The decline and fall of franchises is a phenomenon that is all too common, and yet still heartbreaking in its own way. For every James Bond or Star Wars, there are countless other series that started strong, usually with a film that was a one-off, the success of which led to studio bean-counters to push creativity aside in favor of the quick buck to be made with a known commodity. In the process, ravaging a promising premise (PARANORMAL ACTIVITY) and grinding out imitations that became paler and paler reflections of their genesis.

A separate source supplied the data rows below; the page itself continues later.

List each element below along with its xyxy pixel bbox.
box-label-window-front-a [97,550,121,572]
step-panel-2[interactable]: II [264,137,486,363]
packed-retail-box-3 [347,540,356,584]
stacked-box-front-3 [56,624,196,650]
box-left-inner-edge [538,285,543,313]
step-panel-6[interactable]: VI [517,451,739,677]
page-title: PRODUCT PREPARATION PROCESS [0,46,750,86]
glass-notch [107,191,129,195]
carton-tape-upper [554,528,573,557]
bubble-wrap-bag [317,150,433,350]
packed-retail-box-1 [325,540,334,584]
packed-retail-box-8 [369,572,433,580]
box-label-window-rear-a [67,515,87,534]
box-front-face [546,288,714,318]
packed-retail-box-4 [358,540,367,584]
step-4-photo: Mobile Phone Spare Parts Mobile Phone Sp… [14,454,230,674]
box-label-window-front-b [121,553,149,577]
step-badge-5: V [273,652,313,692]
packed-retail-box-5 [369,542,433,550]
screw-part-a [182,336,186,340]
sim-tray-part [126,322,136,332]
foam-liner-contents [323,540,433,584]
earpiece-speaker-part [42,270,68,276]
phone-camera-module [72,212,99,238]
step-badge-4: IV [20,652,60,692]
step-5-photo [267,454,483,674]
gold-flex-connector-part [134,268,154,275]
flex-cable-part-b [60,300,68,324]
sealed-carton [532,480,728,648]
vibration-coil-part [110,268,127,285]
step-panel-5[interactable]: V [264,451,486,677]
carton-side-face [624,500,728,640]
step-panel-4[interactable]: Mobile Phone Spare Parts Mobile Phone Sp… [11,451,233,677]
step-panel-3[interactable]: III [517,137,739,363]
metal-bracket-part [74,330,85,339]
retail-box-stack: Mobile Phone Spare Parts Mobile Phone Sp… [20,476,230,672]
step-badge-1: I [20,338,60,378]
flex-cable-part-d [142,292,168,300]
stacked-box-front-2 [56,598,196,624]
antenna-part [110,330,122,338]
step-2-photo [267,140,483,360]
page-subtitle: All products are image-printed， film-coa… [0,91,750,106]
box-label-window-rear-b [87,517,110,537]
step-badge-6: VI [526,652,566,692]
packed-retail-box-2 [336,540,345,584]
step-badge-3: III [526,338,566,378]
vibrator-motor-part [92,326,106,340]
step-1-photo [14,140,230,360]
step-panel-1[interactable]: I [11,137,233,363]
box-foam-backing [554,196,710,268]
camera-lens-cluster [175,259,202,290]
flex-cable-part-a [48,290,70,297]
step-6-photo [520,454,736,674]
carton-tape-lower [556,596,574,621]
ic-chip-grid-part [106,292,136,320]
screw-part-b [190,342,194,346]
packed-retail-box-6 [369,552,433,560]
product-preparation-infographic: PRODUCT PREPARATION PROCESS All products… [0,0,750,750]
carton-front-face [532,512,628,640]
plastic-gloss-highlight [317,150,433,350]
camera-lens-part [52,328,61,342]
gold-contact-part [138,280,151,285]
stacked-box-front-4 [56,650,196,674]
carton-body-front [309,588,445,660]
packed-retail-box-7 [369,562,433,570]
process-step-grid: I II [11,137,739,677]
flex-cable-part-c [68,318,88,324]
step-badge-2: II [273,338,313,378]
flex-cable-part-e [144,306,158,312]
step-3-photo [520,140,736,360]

And so it is with THE NUN, the latest from The Conjuring franchise, and one that is stunningly oblivious to what made the original so good. The most tantalizing thing about it is the casting of Taissa Farmiga, the younger sister of Conjuring veteran Vera Farmiga. There is so little to keep one occupied as THE NUN meanders across the screen that pondering how Taissa’s postulant character from 1952 is related to Vera’s ghostbusting one some twenty years later becomes more compelling that the story at hand. The bookends of Vera and Patrick Wilson as Lorraine and her husband and fellow paranormal investigator, Ed Warren, sledgehammer this into the Conjuring universe, but beyond the demon nun (Bonnie Aarons) in question who was so popular in THE CONJURING 2, it could be any sub-par horror story.
We are in Romania, not Transylvania, but close enough to make no difference for the spooky doings. Father Burke (Demian Bichir giving it his all) has been called in by the Vatican to investigate the suicide of a comely young nun at an abbey nestled in a remote part of that ci-mentioned country. And because it’s more cinematic, he’s been assigned a partner. That would be Farmiga the younger, a postulant who believe in dinosaurs, but is not so sure about the visions she’s been having since she was a child. Neither of them know why she has been ordered to accompany Father Burke, a mystery reflected in that lack of explanation about why she appears in civilian clothes when she first meets Frenchie (Jonas Bloquet), an expatriate French-Canadian who found the dead nun hanging from a gothic window. There is an attempt to have Burke and Frenchie engage is the sort of charming repartee used to provide comic relief in flicks like this, but those attempts only serve to underscore the way everything in this film is just plain wrong.
It is a tepid tale, told with a lethargic air and a stultifying staleness. Let me put it this way. The days when a crucifix mysteriously spinning itself into an upside-down position are long past. Alas, that is the most innovative scare tactic at work as our protagonists spend a would-be harrowing couple of nights fighting evil, even as we fight boredom watching them. The rest is one standard jump-and-scream trope after another playing out over a muddled narrative with dash of Poe, and a whiff of THE EXORCIST (and not a good one). It also throws in a holy relic that makes The Holy Hand Grenade of Antioch look like the Shroud of Turin.
To judge by the loud snoring exploding a few seats away from me, I was not the only one who found this lugubrious excrescence less than compelling.
The nun-phobic will find much to haunt their nightmares here. The rest of us, having been subjected to the sheer pointlessness of it all, will be haunted only by the sure and certain knowledge than this won’t be the last attempt to cash in on a franchise past its prime.